A troop of soldiers accompanied Spanish settlers who had come to settle on the border. For the sergeant who leads the group, it is already painful enough to advance under the sun and in the dust but he has to put up with the young cadet Miguel. When he decides to pursue Indians to recover a nun, his duty obliges him to help her, but he feels that it will end badly…
A classic of the wild west
The reader passionate about films will quickly find the codes of the western. The convoy of settlers that opens the first page is in a semi-desert landscape worthy of a John Ford or Sergio Leone movie. Ivan Gil's classic drawing is reminiscent of many older series by the realism of the bodies and detailed landscapes. We also find thanks to Garluk Aguirre the bright colors of yellow with some green spots of the Wild West. Ivan Gil is also very good at action and takes the story much higher. The cutting and framing are then closer to the comics by highlighting the speed. By a very beautiful scene of chase on horseback, the reader is caught up in the action. We even discover how a ferret can save from an ambush… This volume revolves around a duo of opposing but complementary soldiers very well written. We laugh at the sergeant's weariness in front of the impulsiveness of the youngest, but also at the arrogance of this son of the great nobility.
Planned in only two volumes, Dragons of the Border is a very ambitious comic. Initially, Native Americans seemed stereotyped. They run to swallow a large bottle of alcohol. They do not seek a frontal attack but use ambushes. They do not respect civilians by abducting a woman. However, through dialogues, the truth is much more complex because the decline of these indigenous populations is planned. The viceroy of Mexico delivers alcohol to the Apaches to weaken them during the war. In addition, the drought is creating region-wide tensions as each Indian people, already in conflict for a long time, puts pressure on the neighboring tribe to find food. This whole border area is on the verge of explosion.
A new vision of the conquest of the West
Westerns are very popular in comics but Frontier Dragons innovate by presenting the other side of the border. It seems that the book takes place before the rush to the west. This step aside goes through a new geographical setting by seeing the Mexican side.

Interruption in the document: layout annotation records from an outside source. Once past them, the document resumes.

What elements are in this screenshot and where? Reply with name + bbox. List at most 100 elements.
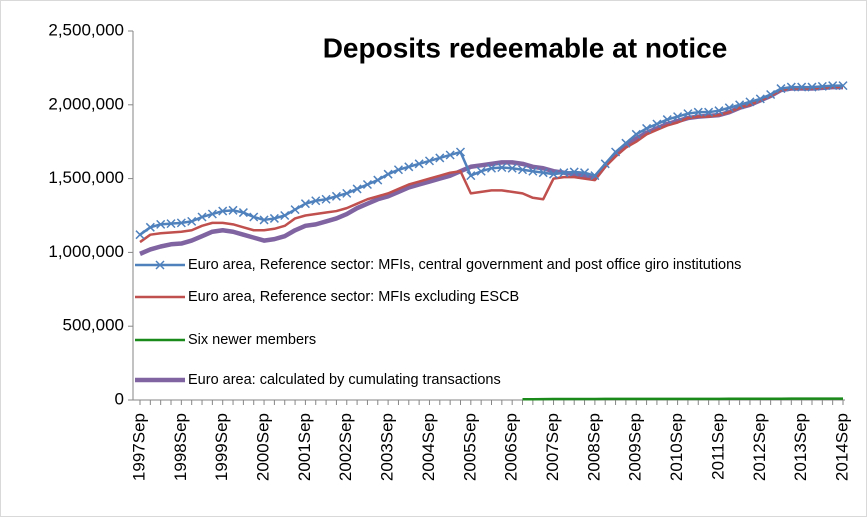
x-tick-label: 1998Sep (171, 413, 190, 481)
data-marker (735, 100, 745, 110)
data-marker (362, 179, 372, 190)
data-marker (673, 112, 683, 122)
series-line (139, 85, 843, 244)
data-marker (817, 81, 827, 91)
legend-label: Euro area: calculated by cumulating tran… (188, 372, 501, 388)
data-marker (828, 81, 838, 91)
data-marker (300, 199, 310, 209)
data-marker (207, 209, 217, 219)
data-marker (476, 166, 486, 176)
data-marker (218, 206, 228, 216)
data-marker (466, 171, 476, 181)
x-tick-label: 2012Sep (750, 413, 769, 481)
data-marker (435, 153, 445, 163)
x-tick-label: 2005Sep (460, 413, 479, 481)
y-tick-label: 500,000 (63, 316, 124, 335)
series-line (522, 397, 843, 401)
data-marker (259, 215, 269, 225)
data-marker (807, 82, 817, 92)
x-tick-label: 2009Sep (626, 413, 645, 481)
data-marker (166, 219, 176, 229)
data-marker (269, 213, 279, 223)
data-marker (538, 168, 548, 178)
data-marker (342, 188, 352, 198)
data-marker (683, 109, 693, 119)
data-marker (156, 219, 166, 229)
x-tick-label: 2006Sep (502, 413, 521, 481)
data-marker (331, 191, 341, 201)
data-marker (704, 107, 714, 117)
x-tick-label: 1997Sep (129, 413, 148, 481)
data-marker (766, 89, 776, 99)
data-marker (249, 212, 259, 222)
x-tick-label: 2001Sep (295, 413, 314, 481)
data-marker (724, 103, 734, 113)
y-tick-label: 2,500,000 (48, 20, 124, 39)
data-marker (797, 82, 807, 92)
legend-label: Six newer members (188, 332, 316, 348)
data-marker (714, 106, 724, 116)
data-marker (455, 147, 466, 157)
y-tick-label: 1,500,000 (48, 168, 124, 187)
data-marker (580, 168, 590, 178)
data-marker (569, 167, 579, 177)
x-tick-label: 2008Sep (584, 413, 603, 481)
data-marker (755, 94, 765, 104)
data-marker (786, 82, 796, 92)
data-marker (611, 147, 621, 157)
data-marker (187, 216, 197, 226)
y-tick-label: 0 (115, 389, 124, 408)
data-marker (528, 166, 538, 176)
data-marker (497, 162, 507, 173)
data-marker (197, 212, 207, 222)
data-marker (352, 184, 362, 194)
data-marker (311, 196, 321, 206)
x-tick-label: 2014Sep (832, 413, 851, 481)
x-tick-label: 1999Sep (212, 413, 231, 481)
x-tick-label: 2002Sep (336, 413, 355, 481)
data-marker (280, 210, 290, 221)
data-marker (621, 138, 631, 148)
data-marker (404, 162, 414, 172)
data-marker (745, 97, 755, 107)
chart-title: Deposits redeemable at notice (323, 32, 728, 63)
data-marker (135, 230, 145, 240)
legend-label: Euro area, Reference sector: MFIs exclud… (188, 289, 519, 305)
data-marker (176, 218, 186, 228)
data-marker (383, 169, 393, 179)
data-marker (693, 107, 703, 117)
data-marker (662, 115, 672, 125)
data-marker (393, 165, 403, 175)
y-tick-label: 2,000,000 (48, 94, 124, 113)
data-marker (228, 205, 238, 215)
legend-marker (155, 260, 165, 270)
data-marker (548, 169, 559, 179)
data-marker (486, 163, 497, 173)
x-tick-label: 2011Sep (708, 413, 727, 480)
data-marker (776, 84, 786, 94)
data-marker (321, 194, 331, 204)
data-marker (424, 156, 435, 166)
data-marker (838, 81, 848, 91)
x-tick-label: 2013Sep (791, 413, 810, 481)
data-marker (238, 208, 248, 218)
data-marker (445, 150, 455, 160)
y-tick-label: 1,000,000 (48, 242, 124, 261)
x-tick-label: 2003Sep (378, 413, 397, 481)
data-marker (559, 168, 569, 178)
x-tick-label: 2004Sep (419, 413, 438, 481)
data-marker (590, 171, 600, 181)
data-marker (631, 129, 641, 139)
legend-label: Euro area, Reference sector: MFIs, centr… (188, 257, 741, 273)
data-marker (414, 159, 424, 169)
x-tick-label: 2007Sep (543, 413, 562, 481)
data-marker (517, 165, 528, 175)
data-marker (652, 119, 662, 129)
data-marker (373, 175, 383, 185)
x-tick-label: 2010Sep (667, 413, 686, 481)
data-marker (290, 205, 300, 215)
data-marker (600, 159, 610, 169)
data-marker (642, 123, 652, 133)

Published by Glénat, this Spanish comic wants to rehabilitate the losers of American films. In most films, Mexicans are often victims, torturers or forgotten of the conquest of the West. These settlers represent another migration, the Spanish to Latin America. There is also a French community with mercenaries and a nun who left Louisiana after the takeover by the United States. The uniforms of the soldiers are very different. They are the dragons of the title because these riders are armed with a spear and protected by a shield.
The historical framework is rigorous by the small explanations of the short footnotes. We can also welcome Aurore Schmid's translation. This presence of the past begins with everyday life at the border. Due to the lack of women, each is coveted by Mexicans and Indians. Widowhood does not last. But Gregorio Muro Harriet's screenplay goes much further. It comes out of a monolithic vision of Native Americans. The Apache are at war with the Mexicans but also against the Comanches while the Hopi, subject to the Mexicans, are starving by drought. A Spaniard was kidnapped and raised by Apaches, but he hates his biological father so much that he denies his Mexican identity and even wants to kill all whites.

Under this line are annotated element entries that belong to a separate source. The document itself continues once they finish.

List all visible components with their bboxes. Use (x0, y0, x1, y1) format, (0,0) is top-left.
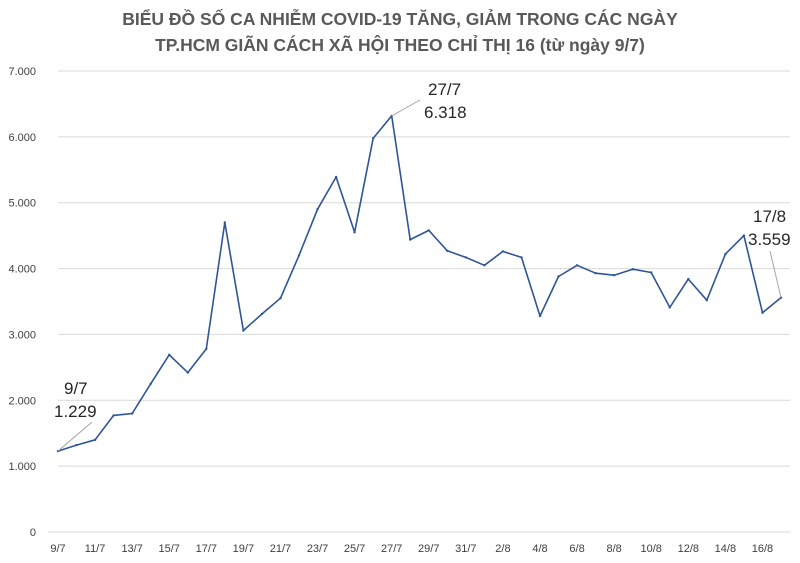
annotation-peak-value: 6.318 (424, 103, 467, 122)
annotation-leader-peak (391, 99, 421, 117)
y-tick-label: 6.000 (8, 132, 36, 144)
x-tick-label: 25/7 (344, 543, 365, 555)
data-point (205, 347, 208, 351)
annotation-leader-end (769, 250, 782, 298)
data-point (427, 229, 430, 232)
data-point (483, 264, 486, 267)
data-point (168, 353, 171, 356)
y-tick-label: 7.000 (8, 66, 36, 78)
data-point (575, 264, 579, 267)
x-tick-label: 29/7 (418, 543, 439, 555)
gridlines (58, 70, 790, 467)
x-tick-label: 14/8 (715, 543, 736, 555)
data-point (631, 268, 634, 271)
x-tick-label: 8/8 (607, 543, 622, 555)
chart-title-block: BIỂU ĐỒ SỐ CA NHIỄM COVID-19 TĂNG, GIẢM … (0, 6, 800, 58)
x-tick-label: 23/7 (307, 543, 328, 555)
x-tick-label: 10/8 (641, 543, 662, 555)
x-tick-label: 19/7 (233, 543, 254, 555)
x-tick-label: 21/7 (270, 543, 291, 555)
x-tick-label: 2/8 (495, 543, 510, 555)
y-tick-label: 5.000 (8, 198, 36, 210)
series-line (57, 115, 782, 452)
data-point (372, 137, 375, 140)
data-point (297, 254, 301, 257)
data-point (334, 175, 338, 179)
annotation-start-value: 1.229 (54, 402, 97, 421)
data-point (520, 256, 523, 259)
data-point (724, 252, 727, 256)
data-point (594, 272, 597, 275)
data-point (223, 221, 226, 224)
data-point (668, 306, 671, 309)
x-tick-labels: 9/7 11/7 13/7 15/7 17/7 19/7 21/7 23/7 25/7 27/7 2… (50, 543, 773, 555)
x-tick-label: 6/8 (569, 543, 584, 555)
y-tick-labels: 0 1.000 2.000 3.000 4.000 5.000 6.000 7.000 (8, 66, 36, 539)
data-point (613, 274, 616, 277)
data-point (149, 382, 152, 385)
annotation-end-value: 3.559 (748, 230, 791, 249)
annotation-start-date: 9/7 (64, 379, 88, 398)
data-point (557, 275, 560, 278)
data-point (501, 250, 505, 253)
x-tick-label: 17/7 (196, 543, 217, 555)
x-tick-label: 9/7 (50, 543, 65, 555)
data-point (761, 311, 764, 314)
data-point (112, 414, 115, 417)
data-point (687, 277, 690, 281)
x-tick-label: 16/8 (752, 543, 773, 555)
annotation-peak-date: 27/7 (428, 80, 461, 99)
data-point (409, 238, 412, 241)
annotation-end-date: 17/8 (753, 207, 786, 226)
data-point (464, 256, 467, 259)
data-point (650, 271, 653, 274)
annotations: 9/7 1.229 27/7 6.318 17/8 3.559 (54, 80, 791, 452)
x-tick-label: 13/7 (121, 543, 142, 555)
x-tick-label: 12/8 (678, 543, 699, 555)
x-tick-label: 27/7 (381, 543, 402, 555)
data-point (75, 443, 78, 447)
x-tick-label: 31/7 (455, 543, 476, 555)
data-point (316, 208, 319, 211)
data-point (538, 314, 542, 318)
chart-title: BIỂU ĐỒ SỐ CA NHIỄM COVID-19 TĂNG, GIẢM … (122, 9, 678, 29)
data-point (446, 249, 449, 252)
y-tick-label: 4.000 (8, 264, 36, 276)
y-tick-label: 3.000 (8, 329, 36, 341)
data-point (705, 299, 708, 302)
data-point (131, 412, 134, 415)
data-point (186, 371, 189, 374)
data-point (279, 297, 282, 300)
data-point (260, 312, 264, 316)
x-tick-label: 4/8 (532, 543, 547, 555)
series-layer (56, 114, 783, 453)
y-tick-label: 0 (30, 527, 36, 539)
data-point (353, 231, 356, 234)
chart-subtitle: TP.HCM GIÃN CÁCH XÃ HỘI THEO CHỈ THỊ 16 … (155, 35, 645, 55)
x-tick-label: 15/7 (159, 543, 180, 555)
x-tick-label: 11/7 (85, 543, 106, 555)
data-point (242, 329, 245, 332)
y-tick-label: 1.000 (8, 461, 36, 473)
y-tick-label: 2.000 (8, 395, 36, 407)
data-point (93, 438, 97, 441)
annotation-leader-start (57, 421, 93, 452)
data-point (742, 234, 746, 237)
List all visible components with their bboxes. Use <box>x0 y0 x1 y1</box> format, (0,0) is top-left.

Frontier Dragons begins as a good action story, but the narrative becomes much richer as the pages go by. We are going from a group of soldiers accompanying settlers to a vast geopolitics of the border region. So follow these soldiers to a high-risk area.
If you like exotic westerns, we advise you to read the chronicle of a South African western or the life of an Englishman kidnapped by Native Americans in John Tanner.